On the “image” side, the system is designed to handle the complexity of condition monitoring signals. “If you train an AI to recognize a picture of a dog, it’s easy because you know there’s a dog in the training image,” he says. “In monitoring, signals can be transient and evolve over time, so you need to look at historical data in addition to the current signal and maybe look at different representations of that data as well.”
Making sense of technical language
Solving these problems required ingenuity. Löwenmark used an array of techniques to convert the engineers’ data and reports into a format that today’s AI systems could interpret. He included explanations of the data and definitions of key terms in the prompts used to run the AI model and provided the system with links to explanatory documents.
Löwenmark used these elements to fine-tune “dual supervision” AI models. This type of system is designed to process text and image data simultaneously. It is the technology used to automatically generate descriptions of photos or video clips or to create synthetic images from user-provided prompts.
The new models quickly proved their ability to handle real-world condition monitoring tasks. An early success came when Löwenmark showed that an AI model could reliably recognize signals generated by faults in sensors or sensor cables. These events are relatively common in large condition monitoring installations. They are easy to fix but finding them in the data typically requires time-consuming review by a human analyst.

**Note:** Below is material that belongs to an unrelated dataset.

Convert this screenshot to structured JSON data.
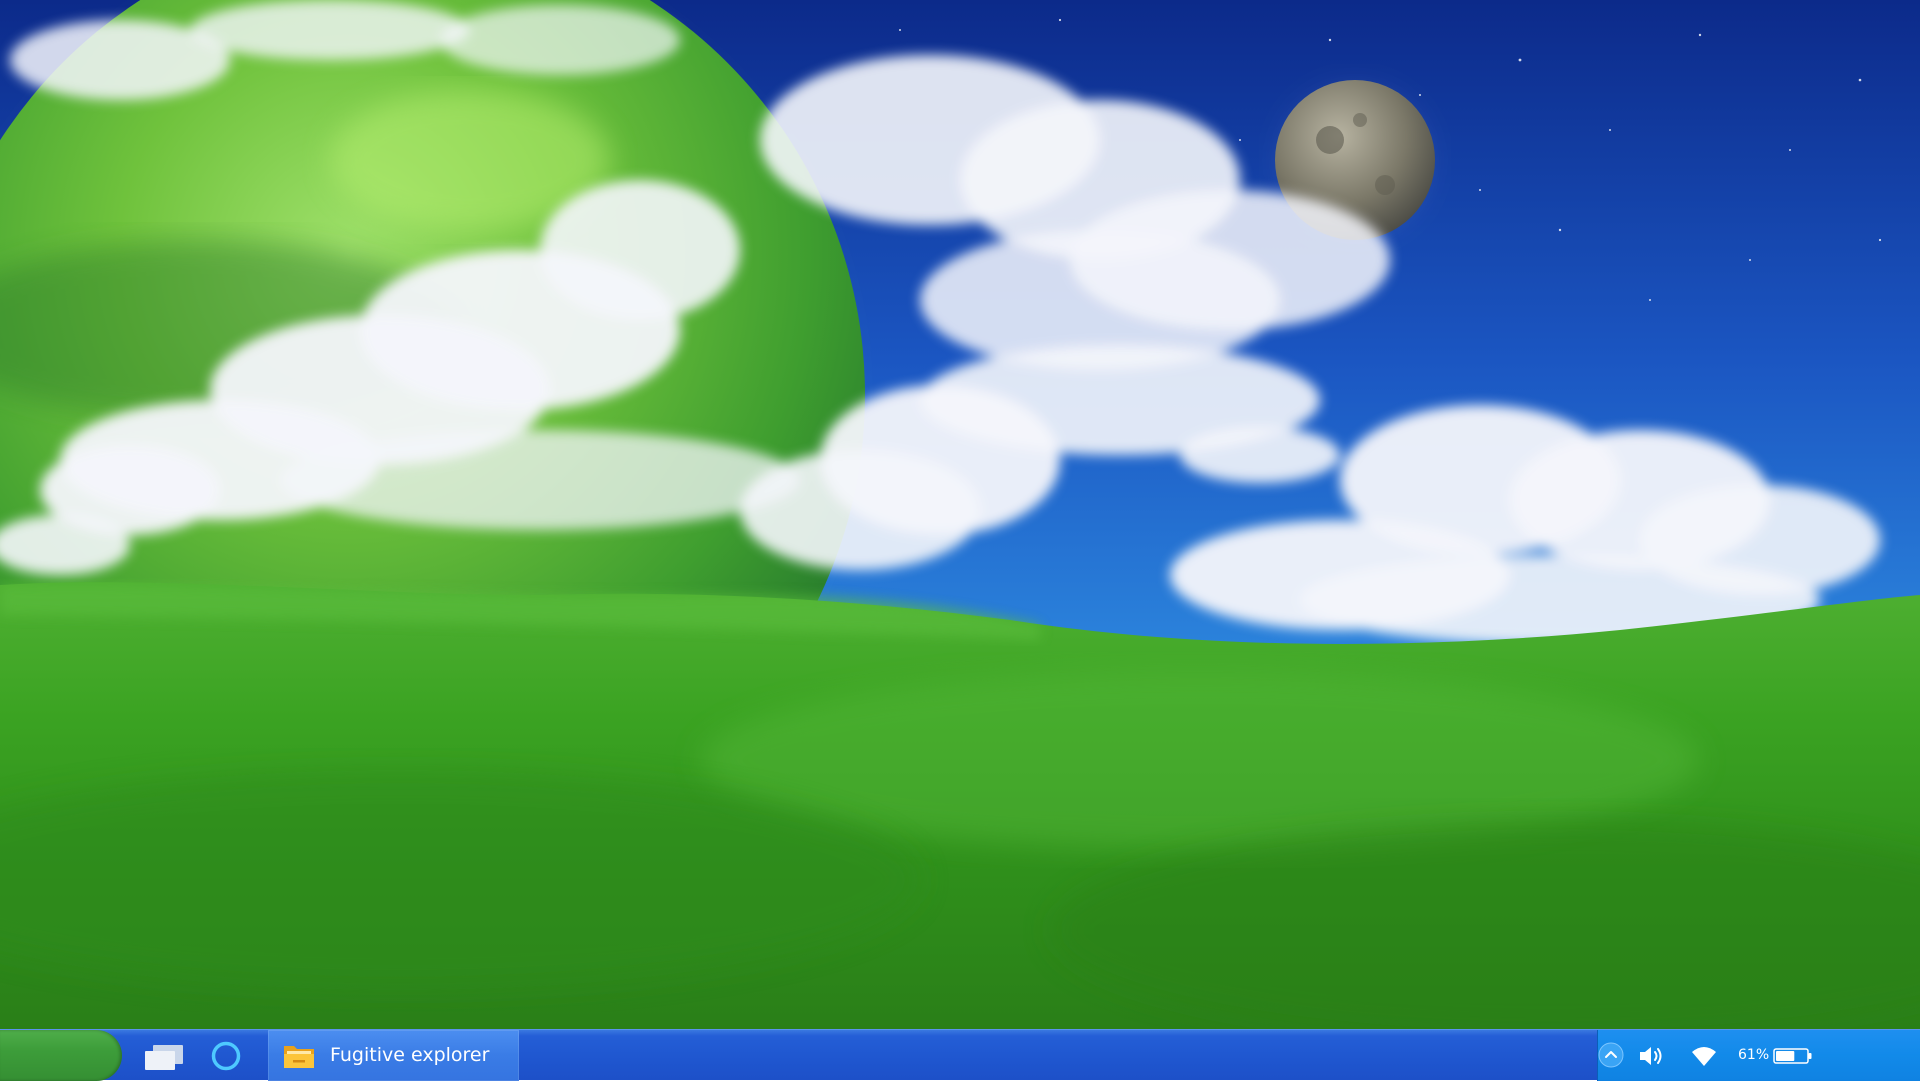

“If an AI can identify these faults, the analyst only needs to review and confirm the diagnosis,” he says. “This would be a useful time saver.”

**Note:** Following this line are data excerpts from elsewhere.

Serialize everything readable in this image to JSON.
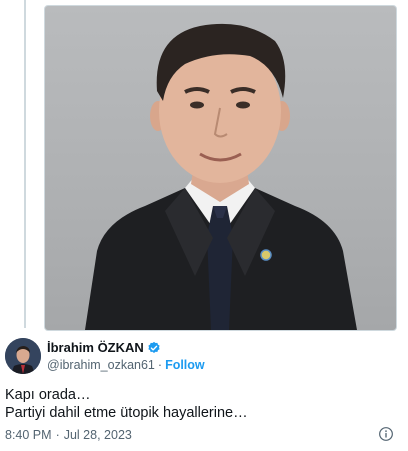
{
  "tweet": {
    "author": {
      "name": "İbrahim ÖZKAN",
      "handle": "@ibrahim_ozkan61",
      "verified_icon": "verified-badge-icon",
      "follow_label": "Follow",
      "separator": "·"
    },
    "text_lines": [
      "Kapı orada…",
      "Partiyi dahil etme ütopik hayallerine…"
    ],
    "time": "8:40 PM",
    "date_separator": "·",
    "date": "Jul 28, 2023",
    "info_icon": "info-icon"
  },
  "colors": {
    "accent": "#1d9bf0",
    "secondary_text": "#536471",
    "primary_text": "#0f1419",
    "border": "#cfd9de"
  }
}
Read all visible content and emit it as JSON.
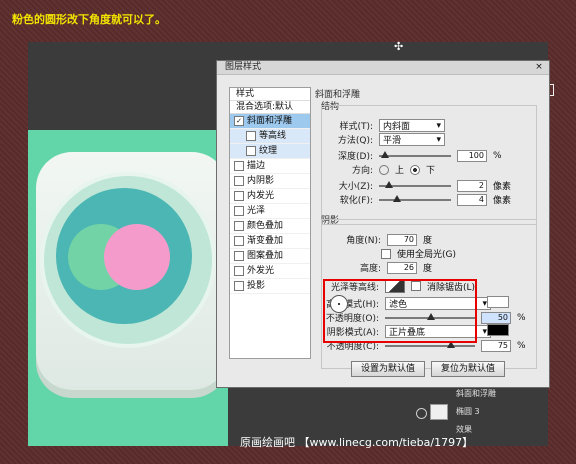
{
  "caption": "粉色的圆形改下角度就可以了。",
  "footer": "原画绘画吧 【www.linecg.com/tieba/1797】",
  "dialog": {
    "title": "图层样式",
    "styles_header": "样式",
    "blend_default": "混合选项:默认",
    "items": [
      {
        "label": "斜面和浮雕",
        "checked": true
      },
      {
        "label": "等高线",
        "checked": false
      },
      {
        "label": "纹理",
        "checked": false
      },
      {
        "label": "描边",
        "checked": false
      },
      {
        "label": "内阴影",
        "checked": false
      },
      {
        "label": "内发光",
        "checked": false
      },
      {
        "label": "光泽",
        "checked": false
      },
      {
        "label": "颜色叠加",
        "checked": false
      },
      {
        "label": "渐变叠加",
        "checked": false
      },
      {
        "label": "图案叠加",
        "checked": false
      },
      {
        "label": "外发光",
        "checked": false
      },
      {
        "label": "投影",
        "checked": false
      }
    ],
    "section_title": "斜面和浮雕",
    "structure_title": "结构",
    "style_label": "样式(T):",
    "style_value": "内斜面",
    "method_label": "方法(Q):",
    "method_value": "平滑",
    "depth_label": "深度(D):",
    "depth_value": "100",
    "depth_unit": "%",
    "direction_label": "方向:",
    "dir_up": "上",
    "dir_down": "下",
    "size_label": "大小(Z):",
    "size_value": "2",
    "size_unit": "像素",
    "soften_label": "软化(F):",
    "soften_value": "4",
    "soften_unit": "像素",
    "shadow_title": "阴影",
    "angle_label": "角度(N):",
    "angle_value": "70",
    "angle_unit": "度",
    "global_light": "使用全局光(G)",
    "altitude_label": "高度:",
    "altitude_value": "26",
    "altitude_unit": "度",
    "gloss_label": "光泽等高线:",
    "antialias": "消除锯齿(L)",
    "highlight_mode_label": "高光模式(H):",
    "highlight_mode_value": "滤色",
    "opacity_label1": "不透明度(O):",
    "opacity_value1": "50",
    "shadow_mode_label": "阴影模式(A):",
    "shadow_mode_value": "正片叠底",
    "opacity_label2": "不透明度(C):",
    "opacity_value2": "75",
    "percent": "%",
    "set_default": "设置为默认值",
    "reset_default": "复位为默认值"
  },
  "layers": {
    "row1": "斜面和浮雕",
    "row2": "椭圆 3",
    "row3": "效果"
  },
  "colors": {
    "background": "#5b2b2b",
    "canvas_dark": "#3b3b3b",
    "mint": "#62d6a8",
    "pink": "#f49bcb",
    "green": "#72d3a6",
    "teal": "#4bb6b4",
    "red_box": "#e60000",
    "selected": "#9ec9ef",
    "highlight_color": "#ffffff",
    "shadow_color": "#000000"
  }
}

The AI assistant is evolving
AI can also help diagnose more complex problems. Newer versions of Löwenmark’s system are designed to help analysts do this work faster and more accurately. “In one example, an analyst can look at a signal and start typing a description of the problem,” Löwenmark says. “As they do that, the system can automatically pull up examples of similar events that have happened in the past, showing what the data looked like and what the problem was. That can help the analyst with their own diagnosis or point them to a colleague who has more experience diagnosing similar problems.”

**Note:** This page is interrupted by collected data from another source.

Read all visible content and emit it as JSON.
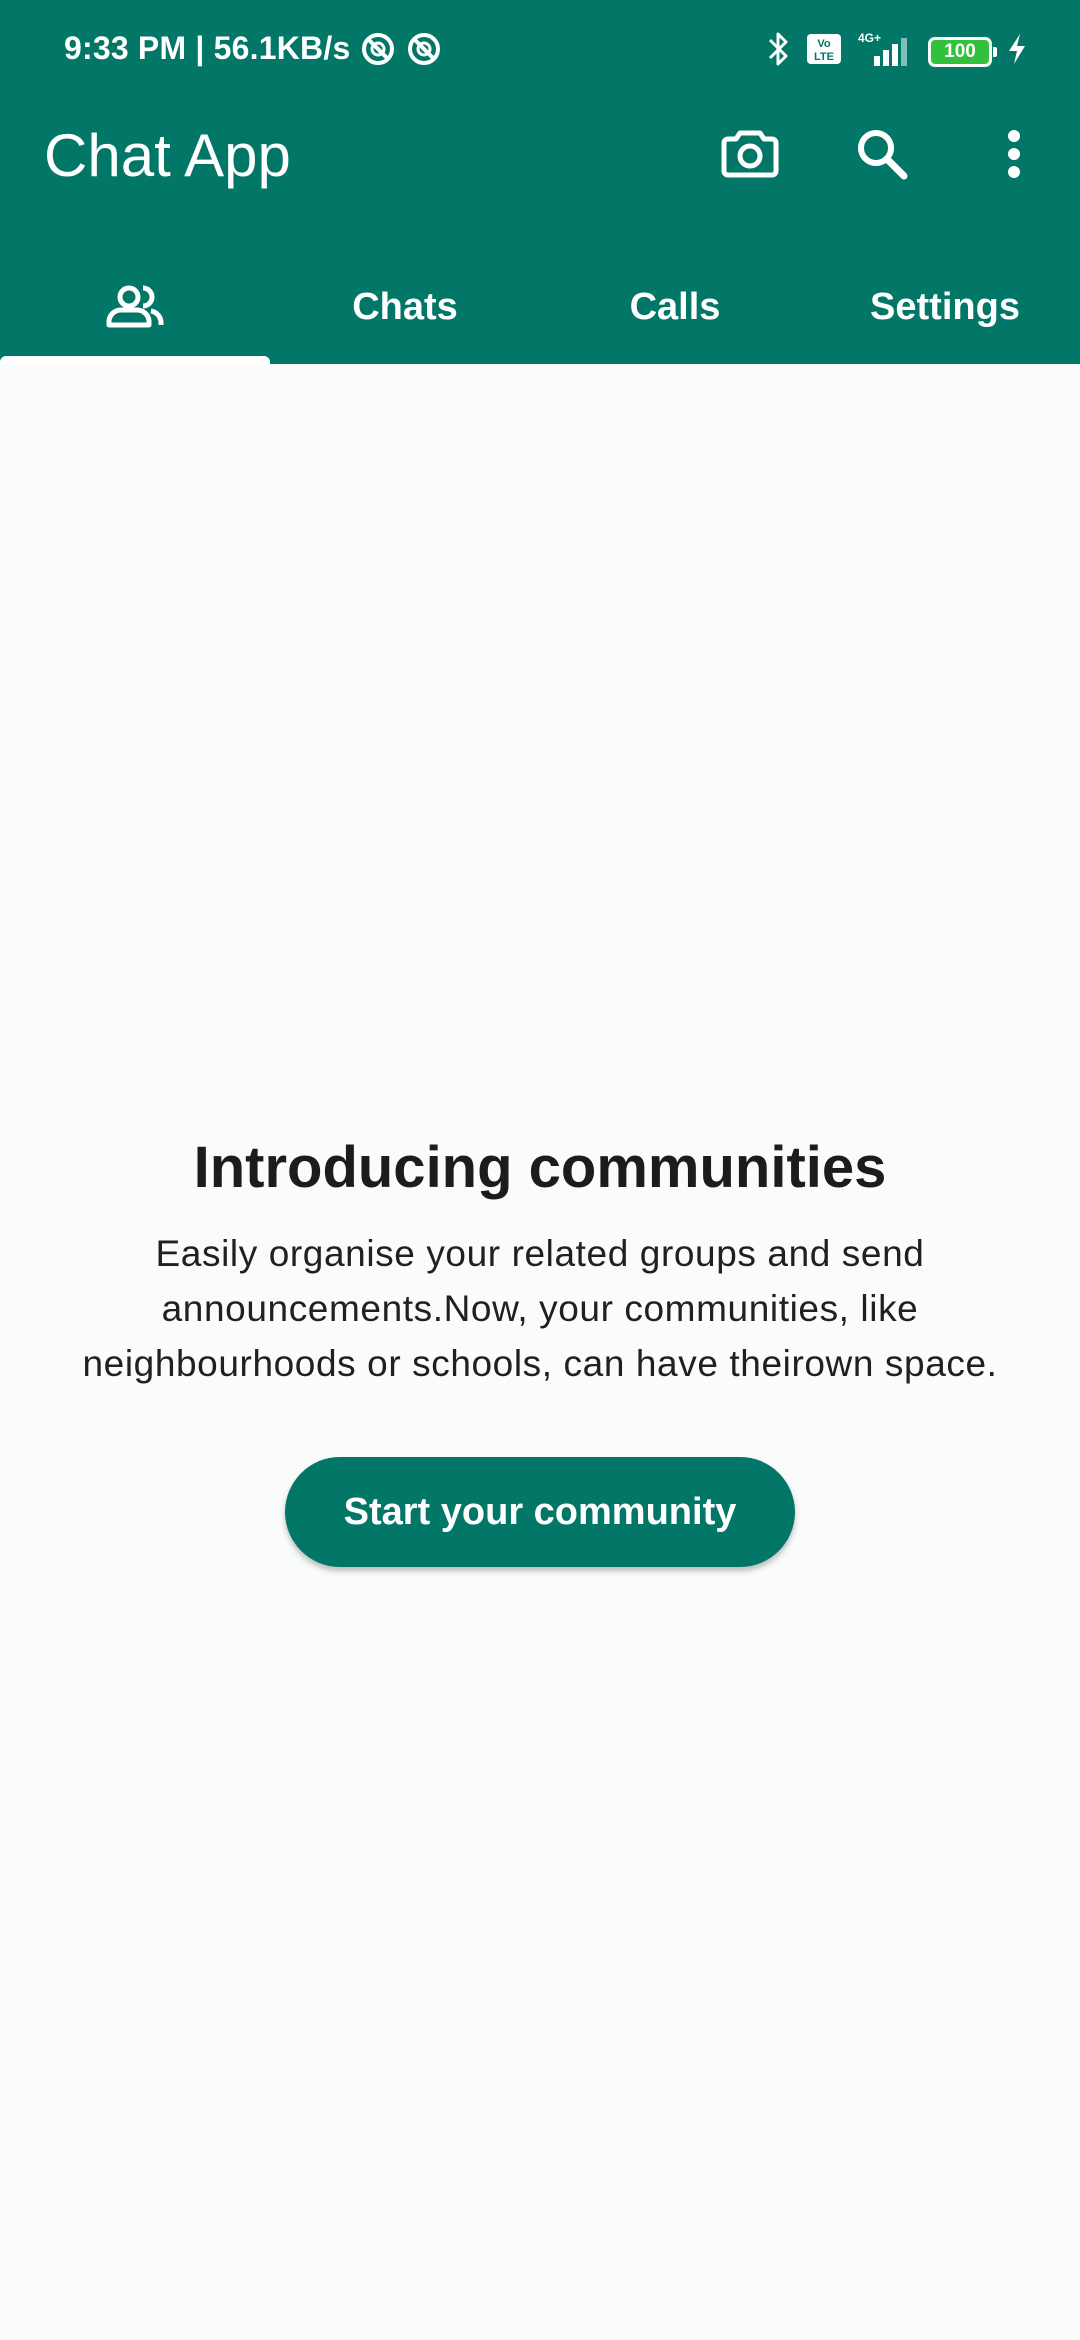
{
  "status_bar": {
    "time_speed": "9:33 PM | 56.1KB/s",
    "network": "4G+",
    "volte": "Vo LTE",
    "battery": "100"
  },
  "app_bar": {
    "title": "Chat App",
    "icons": [
      "camera-icon",
      "search-icon",
      "more-vert-icon"
    ]
  },
  "tabs": [
    {
      "icon": "communities-icon",
      "label": "",
      "selected": true
    },
    {
      "label": "Chats"
    },
    {
      "label": "Calls"
    },
    {
      "label": "Settings"
    }
  ],
  "intro": {
    "title": "Introducing communities",
    "text": "Easily organise your related groups and send announcements.Now, your communities, like neighbourhoods or schools, can have theirown space."
  },
  "cta": {
    "label": "Start your community"
  },
  "colors": {
    "primary": "#027767",
    "background": "#fafcfc",
    "battery_fill": "#32c13c"
  }
}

The next iteration of the system, currently in development, aims to extend the AI model into an interactive virtual assistant for condition monitoring analysts. It will feature a “chat” interface that can respond to text queries from the user, pull up relevant data, run analytical tools and suggest the next steps needed to diagnose a problem.
Does this mean that AI condition monitoring is ready for prime time? Löwenmark is optimistic, but cautious. “I would say we have a robust framework, but every condition monitoring installation is different, so users would need to train the models with their own data and refine them to match their policies and processes. AI systems can use reinforcement learning, so the model gradually improves the relevance and accuracy of its results based on feedback from the user.”
SKF is currently investigating the transferability of his approach. Discussions are underway on a new project to apply the AI approach to other applications.
Karl Löwenmark’s work is supported by the Strategic innovation programme Process industrial IT and Automation (PiIA), a joint investment of Vinnova, Formas and the Swedish Energy Agency. In addition to Luleå University of Technology and SKF, the project also involves the research institute RISE, and paper mills SCA Munksund and Smurfit Kappa Piteå.